Wir lernen, Katie, Lisi und Elena, drei Freundinnen, alle ein wenig über dreißig, ...

Wie Titel und Cover verraten, spielt dieser Roman in einem Wiener Kaffeehaus, nämlich im Café Schopenhauer in Wien-Währing.

Wir lernen, Katie, Lisi und Elena, drei Freundinnen, alle ein wenig über dreißig, kennen. Katie, Langzeitstudentin arbeitet seit längerer Zeit im Schopenhauer als Kellnerin, während Lisi, Ärztin im nahegelegenen AKH ist und Elena, eine Blumenverkäuferin mit abgeschlossenem Kunststudium ist. Ihre Nachmittagspausen sie regelmäßig im Schopenhauer. Man spricht über Gott und die Welt, aber eigentlich über Männer im Allgemeinen und die aktuellen bzw. verflossenen im Besonderen. Jeder Gast, ob Mann oder Frau, erhält vom Trio einen Spitznamen. Die beiden Schachspieler nennen sie „Schach“ und „Matt“ oder den Mann in Nordic Walking Outfit „Johnnie Walker“.

Seit kurzem hat das Kaffeehaus einen neuen Gast - einen geheimnisvollen Gast, der im dunklen Anzug und mit einem Aktenkoffer jeden Mittwoch erscheint und wortkarg eine Melange bestellt.
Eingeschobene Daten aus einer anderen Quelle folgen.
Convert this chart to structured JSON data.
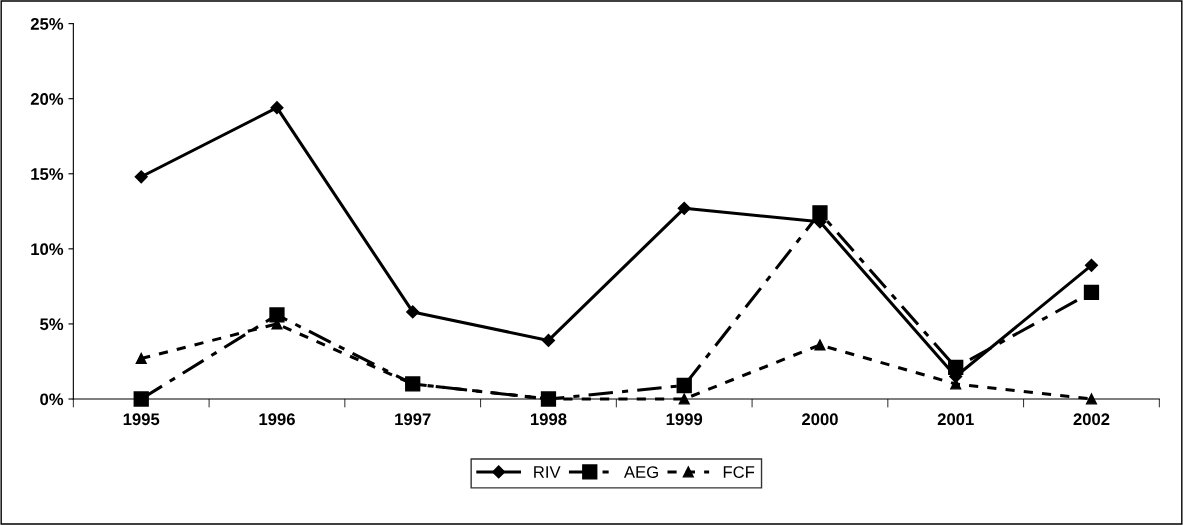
{
  "chart_data": {
    "type": "line",
    "categories": [
      "1995",
      "1996",
      "1997",
      "1998",
      "1999",
      "2000",
      "2001",
      "2002"
    ],
    "series": [
      {
        "name": "RIV",
        "color": "#000000",
        "marker": "diamond",
        "line_style": "solid",
        "values": [
          14.8,
          19.4,
          5.8,
          3.9,
          12.7,
          11.8,
          1.5,
          8.9
        ]
      },
      {
        "name": "AEG",
        "color": "#000000",
        "marker": "square",
        "line_style": "dashdot",
        "values": [
          0,
          5.6,
          1.0,
          0,
          0.9,
          12.4,
          2.1,
          7.1
        ]
      },
      {
        "name": "FCF",
        "color": "#000000",
        "marker": "triangle",
        "line_style": "dashed",
        "values": [
          2.7,
          5.0,
          1.0,
          0,
          0,
          3.6,
          1.0,
          0
        ]
      }
    ],
    "ylim": [
      0,
      25
    ],
    "yticks": [
      {
        "value": 0,
        "label": "0%"
      },
      {
        "value": 5,
        "label": "5%"
      },
      {
        "value": 10,
        "label": "10%"
      },
      {
        "value": 15,
        "label": "15%"
      },
      {
        "value": 20,
        "label": "20%"
      },
      {
        "value": 25,
        "label": "25%"
      }
    ],
    "grid": false,
    "legend": "bottom"
  }
}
Wer mag das sein? Die drei Freundinnen laufen zur Höchstform auf, wenn es darum geht, die Profession des Mannes zu erraten. Von Banker über Geheimagent ist einiges dabei. Sie nennen ihn einfach El Sol, obwohl er mit seiner schwarzen Kluft das Gegenteil von Sonne ist.

Das heimliche Anhimmeln des schwarz gekleideten Gastes findet ein jähes Ende, als eines Tages sein Koffer unter dem Tisch stehengeblieben ist, und das Trio ihn öffnet, um die Identität des geheimnisvollen Gastes zu lüften ....

Meine Meinung:

Hin und wieder muss auch ich eine zuckerlrosa Geschichte lesen, besonders dann, wenn sie in einem bekannten Wiener Kaffeehaus, dem Schopenhauer spielt. Dieser Roman passt schon alleine durch sein Cover in dieses Genre.

Bis auf eine kurze Szene spielt sich das Geschehen ausschließlich im Kaffeehaus ab. Aber, Geschehen ist zu viel gesagt, denn eigentlich plätschert die Handlung wochenlang ohne größere Wellen einfach so dahin. Beinahe hätte ich die Geduld mit Katie verloren. Die Frau ist über dreißig, Kellnerin und traut sich einen Gast nicht anzusprechen? Benimmt sich wie ein Teenager? Immerhin die anderen beiden Frauen sind nicht ganz so lethargisch.

So recht packen kann mich diese Geschichte nicht. Es passiert einfach zu wenig. Der Showdown kommt dann ein wenig unerwartet.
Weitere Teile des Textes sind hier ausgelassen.